Kendinize sarılın! Allah’tan başka kimsenin vicdanına, insafına ya da merhametine ihtiyacınız yok, sarıp sarmalayın kendinizi!
İNANIN!
Size ya da başaracaklarınıza kimse inanmasa da siz kendinize inanın!
GÜVENİN!
Kimse güvenmese de size, siz önce kendinize güvenin!
DUA EDİN!
Hiç kimse duymasa bile sizi duyacak biri var. Zor zamanlarda yanınızda kimse olmasa da O var. Emin olun yalnız değilsiniz!
NOT ALIN!
İyi ya da kötü yaşadığınız olayları not alın. İçinizi döktükten sonra ya yırtıp atın ya da beş altı ay sonra açıp okuyun. Eskiden yırtıp atmak beni rahatlatırken şimdi açıp bakmak beni keyiflendiriyor. Bakalım siz nelere güleceksiniz ya da şükredeceksiniz?
SAHİP ÇIKIN!
Sevdiklerinize, ailenize, işinize, dostlarınıza, sizi siz yapan değerlerinize!
SEVİN!
Çocukları, çiçekleri, kelebekleri, kitapları, dolunayı, yıldızları, güneşi, ayı… Ama her zaman söylediğim gibi her şeyden önce kendinizi!
SAYGI DUYUN!
Çocuğa, kadına, insana, hayvana, işçiye, manava, kasaba…
DİNLEYİN!
Karşınızdaki bir çocuk bile olsa onu dikkatle dinleyin. Bazen sadece anlaşılmak isteriz.
GÜLÜMSEYİN!
Başınıza ne gelmiş olursa olsun gülümseyin. Kimsenin sizi mutsuz görmesine gerek yok. Siz bilmesenizde mutsuz olduğunuza sevinecek olan en az beş kişi var çevrenizde.
HAYAL KURUN!
Her hayal bir gün gerçek olur. İyi ya da kötü. Siz yeter ki gerçekleşmesini isteyip, emek verin!
DİLEYİN!
Hepimizin en az bir dileği vardır ya gerçekleşmesini istediği. Dilerken bile en hayırlısını dileyin.
ÖZGÜR BIRAKIN!
Gitmek isteyenleri, kafanızı kurcalayan ve sizi hasta eden hastalıklı düşüncelerinizi…
TEŞEKKÜR EDİN!
Sizi siz yapan herkese, gelenlere, gidenlere, kalanlara, kalmak isteyip gitmek zorunda olanlara, acılarınıza, sahip olduklarınıza…

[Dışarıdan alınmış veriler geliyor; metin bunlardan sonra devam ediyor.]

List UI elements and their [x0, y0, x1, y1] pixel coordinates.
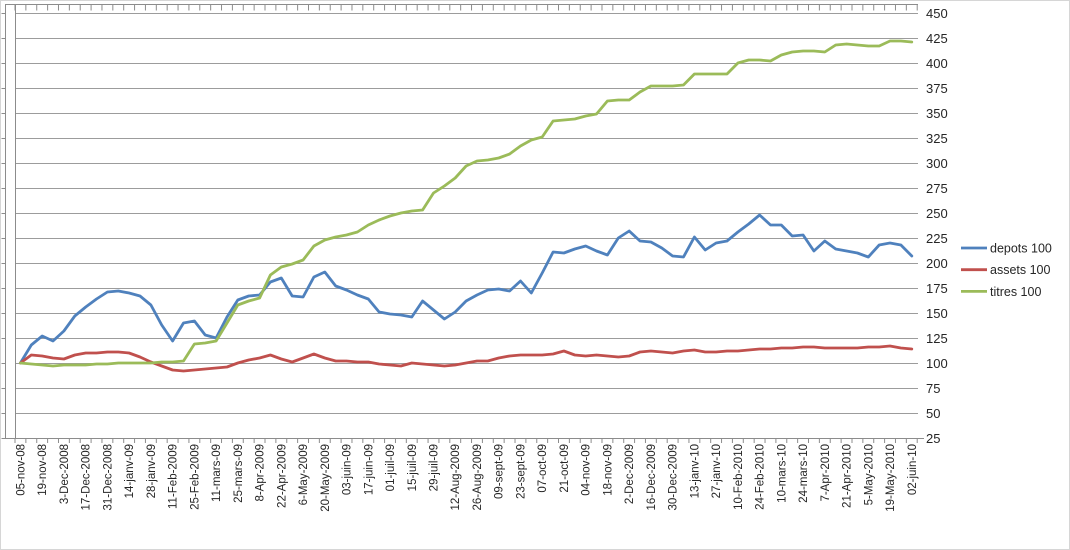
- x-axis-tick-label: 24-mars-10: [798, 444, 810, 503]
- x-axis-tick-label: 31-Dec-2008: [102, 444, 114, 510]
- series-line-assets-100[interactable]: [18, 344, 914, 373]
- y-axis-tick-label: 400: [926, 56, 948, 71]
- x-axis-tick-label: 29-juil-09: [428, 444, 440, 491]
- y-axis-tick-label: 300: [926, 156, 948, 171]
- y-axis-tick-label: 150: [926, 306, 948, 321]
- legend-label[interactable]: titres 100: [990, 285, 1041, 299]
- x-axis-tick-label: 25-mars-09: [233, 444, 245, 503]
- x-axis-tick-label: 21-oct-09: [559, 444, 571, 493]
- x-axis-tick-label: 12-Aug-2009: [450, 444, 462, 511]
- x-axis-tick-label: 6-May-2009: [298, 444, 310, 505]
- x-axis-tick-label: 17-Dec-2008: [81, 444, 93, 510]
- x-axis-tick-label: 11-mars-09: [211, 444, 223, 502]
- y-axis-tick-label: 375: [926, 81, 948, 96]
- legend-label[interactable]: depots 100: [990, 242, 1052, 256]
- x-axis-tick-label: 24-Feb-2010: [755, 444, 767, 510]
- y-axis-tick-label: 275: [926, 181, 948, 196]
- y-axis-tick-label: 175: [926, 281, 948, 296]
- x-axis-tick-label: 16-Dec-2009: [646, 444, 658, 510]
- y-axis-tick-label: 100: [926, 356, 948, 371]
- x-axis-tick-label: 18-nov-09: [602, 444, 614, 496]
- x-axis-tick-label: 11-Feb-2009: [168, 444, 180, 509]
- y-axis-tick-label: 450: [926, 6, 948, 21]
- x-axis-tick-label: 04-nov-09: [581, 444, 593, 496]
- x-axis-tick-label: 28-janv-09: [146, 444, 158, 498]
- y-axis-tick-label: 425: [926, 31, 948, 46]
- x-axis-tick-label: 21-Apr-2010: [842, 444, 854, 508]
- x-axis-tick-label: 17-juin-09: [363, 444, 375, 495]
- y-axis-tick-label: 200: [926, 256, 948, 271]
- y-axis-tick-label: 75: [926, 381, 940, 396]
- x-axis-tick-label: 5-May-2010: [863, 444, 875, 505]
- x-axis-tick-label: 14-janv-09: [124, 444, 136, 498]
- x-axis-tick-label: 27-janv-10: [711, 444, 723, 498]
- y-axis-tick-label: 125: [926, 331, 948, 346]
- x-axis-tick-label: 26-Aug-2009: [472, 444, 484, 511]
- x-axis-tick-label: 22-Apr-2009: [276, 444, 288, 508]
- x-axis-tick-label: 23-sept-09: [515, 444, 527, 499]
- x-axis-tick-label: 09-sept-09: [494, 444, 506, 499]
- x-axis-tick-label: 3-Dec-2008: [59, 444, 71, 504]
- x-axis-tick-label: 02-juin-10: [907, 444, 919, 495]
- x-axis-tick-label: 20-May-2009: [320, 444, 332, 512]
- x-axis-tick-label: 30-Dec-2009: [668, 444, 680, 510]
- x-axis-tick-label: 07-oct-09: [537, 444, 549, 493]
- x-axis-tick-label: 01-juil-09: [385, 444, 397, 491]
- x-axis-tick-label: 8-Apr-2009: [255, 444, 267, 502]
- x-axis-tick-label: 19-nov-08: [37, 444, 49, 496]
- x-axis-tick-label: 13-janv-10: [689, 444, 701, 498]
- legend-label[interactable]: assets 100: [990, 263, 1051, 277]
- x-axis-tick-label: 7-Apr-2010: [820, 444, 832, 502]
- x-axis-tick-label: 05-nov-08: [15, 444, 27, 496]
- x-axis-tick-label: 25-Feb-2009: [189, 444, 201, 510]
- x-axis-tick-label: 10-mars-10: [776, 444, 788, 503]
- x-axis-tick-label: 2-Dec-2009: [624, 444, 636, 504]
- y-axis-tick-label: 25: [926, 431, 940, 446]
- series-line-titres-100[interactable]: [18, 39, 914, 368]
- y-axis-tick-label: 50: [926, 406, 940, 421]
- y-axis-tick-label: 350: [926, 106, 948, 121]
- x-axis-tick-label: 15-juil-09: [407, 444, 419, 491]
- series-line-depots-100[interactable]: [18, 213, 914, 365]
- y-axis-tick-label: 325: [926, 131, 948, 146]
- x-axis-tick-label: 10-Feb-2010: [733, 444, 745, 510]
- x-axis-tick-label: 03-juin-09: [342, 444, 354, 495]
- y-axis-tick-label: 250: [926, 206, 948, 221]
- x-axis-tick-label: 19-May-2010: [885, 444, 897, 512]
- y-axis-tick-label: 225: [926, 231, 948, 246]
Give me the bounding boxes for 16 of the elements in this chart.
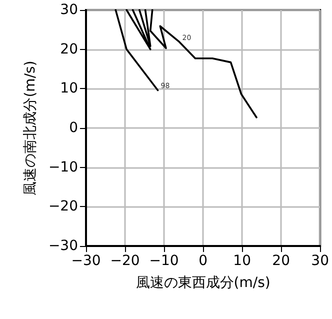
y-tick-label: 20 [60,41,78,58]
y-tick-label: 10 [60,80,78,97]
x-tick-label: −10 [149,253,179,269]
x-tick-label: −20 [110,253,140,269]
y-tick-label: 30 [60,2,78,18]
x-axis-title: 風速の東西成分(m/s) [136,275,270,291]
y-axis-title: 風速の南北成分(m/s) [22,60,39,196]
x-tick-label: 0 [198,253,208,269]
x-tick-label: 20 [272,253,290,269]
y-tick-label: −20 [48,198,78,215]
x-tick-label: 30 [311,253,330,269]
x-tick-label: −30 [71,253,101,269]
x-tick-label: 10 [233,253,251,269]
y-tick-label: −10 [48,159,78,176]
y-tick-label: 0 [69,120,78,136]
y-tick-label: −30 [48,238,78,254]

Geçenlerde Edirnekapı’da bir arkadaşımı beklerken Şehit Mezarlığı’na uğradım. Toprağın altında gencecik nice canlar yatarken, ölümün olduğu bir dünyada ne kadar boş şeyleri dert ediyoruz diye düşündüm.

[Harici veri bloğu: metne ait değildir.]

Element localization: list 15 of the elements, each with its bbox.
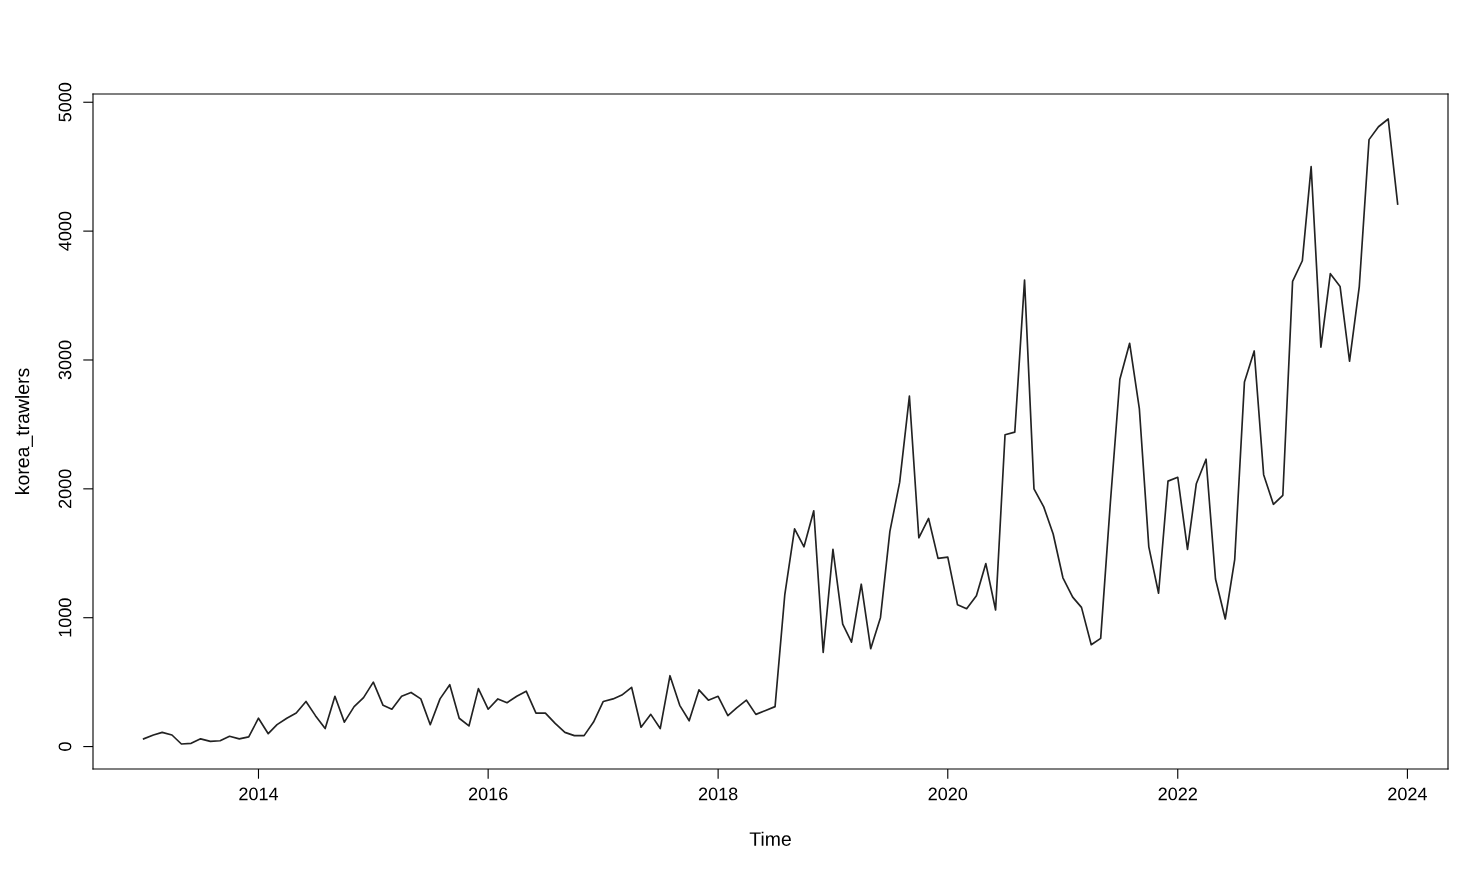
x-tick-label: 2024 bbox=[1388, 787, 1427, 801]
x-tick-label: 2014 bbox=[239, 787, 279, 801]
y-axis-title: korea_trawlers bbox=[14, 368, 33, 494]
x-tick-label: 2022 bbox=[1158, 787, 1197, 801]
y-tick-label: 5000 bbox=[58, 82, 72, 122]
x-tick-label: 2018 bbox=[698, 787, 738, 801]
y-tick-label: 2000 bbox=[58, 469, 72, 509]
x-axis-title: Time bbox=[749, 831, 791, 846]
y-tick-label: 4000 bbox=[58, 211, 72, 251]
x-tick-label: 2016 bbox=[468, 787, 508, 801]
line-series bbox=[142, 118, 1399, 745]
x-tick-label: 2020 bbox=[928, 787, 968, 801]
y-tick-label: 1000 bbox=[58, 598, 72, 637]
y-tick-label: 0 bbox=[58, 742, 72, 751]
y-tick-label: 3000 bbox=[58, 340, 72, 380]
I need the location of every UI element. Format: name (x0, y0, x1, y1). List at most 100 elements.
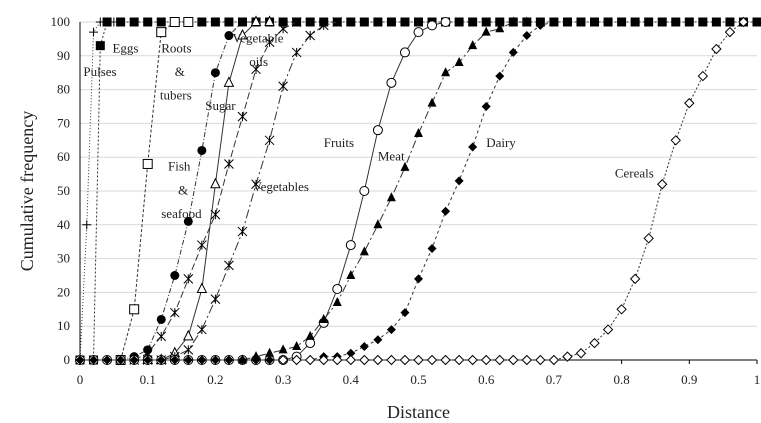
series-line (80, 21, 757, 361)
data-point (535, 20, 545, 30)
data-point (454, 176, 464, 186)
data-point (426, 354, 438, 366)
data-point (711, 43, 722, 55)
data-point (359, 354, 370, 366)
data-point (183, 216, 193, 226)
data-point (305, 338, 316, 349)
x-tick-label: 0.7 (546, 372, 563, 387)
data-point (156, 331, 167, 342)
data-point (427, 97, 437, 107)
data-point (657, 179, 668, 190)
data-point (602, 324, 614, 335)
series-line (147, 21, 270, 361)
data-point (346, 270, 356, 279)
data-point (441, 206, 451, 216)
data-point (197, 17, 207, 27)
data-point (400, 161, 410, 171)
data-point (156, 27, 167, 38)
data-point (156, 17, 166, 27)
data-point (468, 17, 478, 27)
data-point (224, 355, 234, 365)
x-tick-label: 1 (754, 372, 761, 387)
data-point (277, 354, 289, 366)
data-point (210, 209, 221, 220)
data-point (102, 17, 112, 27)
series-label: oils (249, 54, 268, 69)
data-point (386, 325, 396, 335)
data-point (454, 57, 464, 67)
data-point (548, 354, 560, 366)
data-point (481, 17, 491, 27)
data-point (237, 17, 247, 27)
data-point (359, 246, 369, 256)
data-point (481, 102, 491, 111)
data-point (291, 354, 302, 366)
data-point (142, 158, 153, 169)
data-point (305, 330, 315, 340)
series-label: Fish (168, 159, 191, 174)
data-point (684, 17, 694, 27)
data-point (495, 71, 505, 81)
data-point (467, 354, 478, 366)
data-point (346, 17, 356, 27)
data-point (89, 355, 99, 365)
data-point (400, 17, 410, 27)
data-point (399, 354, 411, 366)
data-point (373, 219, 383, 229)
data-point (616, 304, 627, 315)
series-label: Roots (161, 40, 191, 55)
data-point (522, 16, 532, 26)
y-tick-label: 30 (57, 251, 70, 266)
data-point (643, 233, 654, 244)
data-point (183, 345, 194, 355)
data-point (589, 337, 600, 349)
series-label: Sugar (205, 98, 236, 113)
data-point (332, 354, 343, 366)
x-tick-label: 0.3 (275, 372, 291, 387)
series-label: Fruits (324, 135, 354, 150)
data-point (210, 17, 220, 27)
series-label: & (178, 182, 188, 197)
data-point (630, 17, 640, 27)
data-point (82, 220, 92, 230)
series-label: Vegetable (232, 30, 283, 45)
series-label: Pulses (83, 64, 116, 79)
data-point (575, 348, 587, 359)
data-point (697, 70, 709, 82)
data-point (629, 273, 641, 285)
data-point (684, 97, 695, 109)
data-point (210, 177, 221, 189)
data-point (372, 125, 383, 136)
data-point (251, 64, 261, 75)
data-point (427, 20, 438, 31)
x-tick-label: 0.4 (343, 372, 360, 387)
x-tick-label: 0.6 (478, 372, 495, 387)
data-point (440, 354, 451, 366)
data-point (603, 17, 613, 27)
data-point (305, 30, 316, 41)
data-point (318, 354, 329, 366)
data-point (441, 67, 451, 77)
data-point (414, 17, 423, 27)
data-point (223, 76, 235, 87)
data-point (359, 341, 369, 351)
series-labels: Pulses Eggs Roots & tubers Sugar Vegetable oils… (83, 30, 653, 221)
data-point (508, 354, 519, 366)
series-label: seafood (161, 206, 202, 221)
data-point (738, 16, 749, 28)
data-point (332, 17, 343, 27)
data-point (644, 17, 654, 27)
y-tick-label: 20 (57, 284, 70, 299)
data-point (373, 335, 383, 345)
data-point (522, 31, 532, 41)
data-point (265, 355, 275, 365)
data-point (237, 226, 248, 237)
data-point (183, 274, 194, 284)
data-point (116, 355, 126, 365)
data-point (169, 307, 180, 318)
data-point (183, 17, 194, 27)
data-point (224, 17, 234, 27)
data-point (413, 27, 424, 38)
data-point (454, 17, 464, 27)
data-point (224, 260, 234, 271)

Ve benim en büyük teşekkürüm onlara…
İnsanlığın refah ve huzur içinde yaşamaları için canlarını veren şehitlerimize ve beni olumsuz bütün düşüncelerden arındıran ruhlarına dua ile…
Çok ama çok güzel okudukça okuyasım geliyor❤️
Beğenmene çok sevindim, teşekkür ederim ✨
Yazının yarılarından sonra, bir öneri de ben bırakacaktım ama siz benim söyleyeceğimi de söylemişsiniz zaten:
“DUA EDİN!”
“Hiç kimse duymasa bile sizi duyacak biri var. Zor zamanlarda yanınızda kimse olmasa da O var. Emin olun yalnız değilsiniz!”

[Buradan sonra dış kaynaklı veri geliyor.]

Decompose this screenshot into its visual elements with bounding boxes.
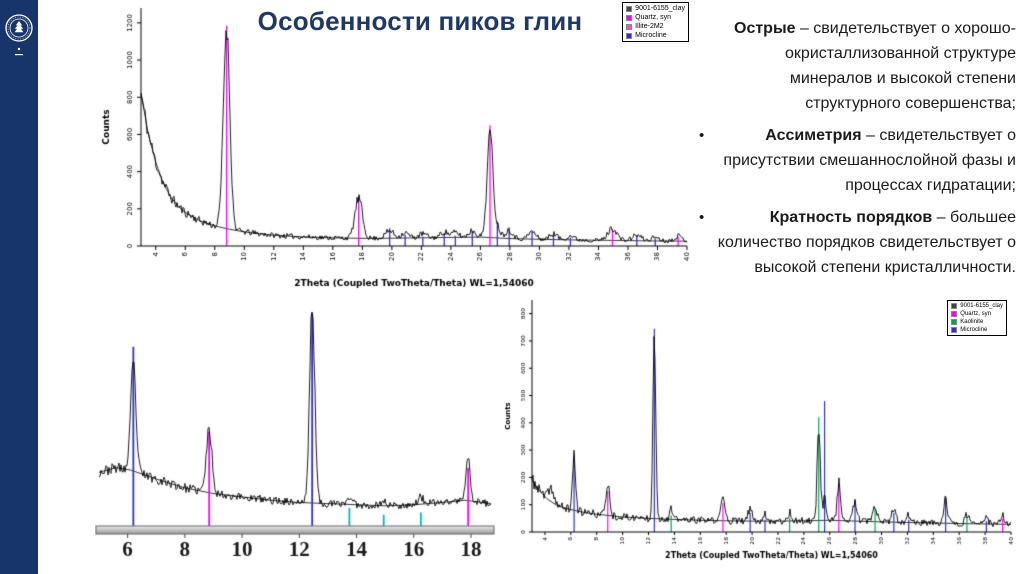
legend-item: 9001-6155_clay: [626, 5, 685, 12]
legend-swatch: [951, 319, 958, 325]
bullet-marker: •: [699, 209, 705, 226]
xrd-chart-low-angle-canvas: [95, 294, 497, 572]
bullet-lead: Кратность порядков: [769, 209, 933, 226]
xrd-chart-detail: 9001-6155_clay Quartz, syn Kaolinite Microc…: [500, 292, 1017, 564]
list-item: Острые – свидетельствует о хорошо-окрист…: [698, 16, 1016, 116]
legend-swatch: [626, 32, 633, 39]
xrd-legend-full-pattern: 9001-6155_clay Quartz, syn Illite-2M2 Micro…: [622, 2, 689, 42]
legend-item: 9001-6155_clay: [951, 303, 1003, 309]
list-item: • Кратность порядков – большее количество…: [698, 205, 1016, 280]
sidebar-stripe: [0, 0, 38, 574]
xrd-chart-detail-canvas: [500, 292, 1017, 564]
legend-swatch: [626, 5, 633, 12]
legend-label: Quartz, syn: [960, 311, 991, 317]
bullet-text: – большее количество порядков свидетельс…: [717, 209, 1016, 276]
bullet-text: – свидетельствует о присутствии смешанно…: [723, 127, 1016, 194]
xrd-legend-detail: 9001-6155_clay Quartz, syn Kaolinite Microc…: [947, 300, 1007, 336]
xrd-chart-full-pattern: 9001-6155_clay Quartz, syn Illite-2M2 Micro…: [95, 2, 695, 292]
legend-label: Kaolinite: [960, 319, 984, 325]
key-points-list: Острые – свидетельствует о хорошо-окрист…: [698, 16, 1016, 287]
xrd-chart-full-pattern-canvas: [95, 2, 695, 292]
university-logo: [5, 14, 33, 56]
legend-swatch: [951, 327, 958, 333]
legend-item: Kaolinite: [951, 319, 1003, 325]
bullet-text: – свидетельствует о хорошо-окристаллизов…: [785, 20, 1016, 112]
legend-swatch: [951, 311, 958, 317]
legend-swatch: [626, 14, 633, 21]
legend-item: Quartz, syn: [626, 14, 685, 21]
xrd-chart-low-angle: [95, 294, 497, 572]
legend-item: Microcline: [951, 327, 1003, 333]
legend-item: Microcline: [626, 32, 685, 39]
legend-item: Illite-2M2: [626, 23, 685, 30]
legend-label: Microcline: [635, 32, 667, 39]
bullet-marker: •: [699, 127, 705, 144]
legend-label: Microcline: [960, 327, 988, 333]
legend-label: Illite-2M2: [635, 23, 664, 30]
bullet-lead: Острые: [734, 20, 796, 37]
legend-swatch: [951, 303, 958, 309]
legend-item: Quartz, syn: [951, 311, 1003, 317]
legend-label: 9001-6155_clay: [960, 303, 1003, 309]
bullet-lead: Ассиметрия: [765, 127, 862, 144]
list-item: • Ассиметрия – свидетельствует о присутст…: [698, 123, 1016, 198]
legend-swatch: [626, 23, 633, 30]
legend-label: 9001-6155_clay: [635, 5, 685, 12]
legend-label: Quartz, syn: [635, 14, 671, 21]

Sadece bu satırların altını çizmek için bu yorumu yazıyorum ve altını çizerken şunları söylemek istiyorum:
Bizi Yaratan, dünyaya bizi gönderdiğinde rehbersiz bırakmadı. Her dönem herkes için vardı, ve bizim dönemin rehberi de Kur’an-ı Kerim. Kur’an-ı Kerim Arapça indirildi, ama bizler Türkçe konuşan insanlarız. Arapça kim konuşsa anlamayız, buna Kur’an-ı Kerim de dahil. Bu yüzden önümüzde iki yol var:
1. Ya, bir Arapça kursuna yazılıp sıfırdan Arapça öğreneceğiz. (Yaz Kur’an Kursları, Arapça Kursu değildir. Elif-Be-Te seslerini okuyabilmek, Arapça bilmek değildir. Kastettiğim Arapça bilmek: Bir dil olarak: sıfatıyla, zamiriyle, öznesiyle, yüklemiyle, deyimiyle vs dillerden bir dil olan Arapçayı “anlayabilmek”tir.)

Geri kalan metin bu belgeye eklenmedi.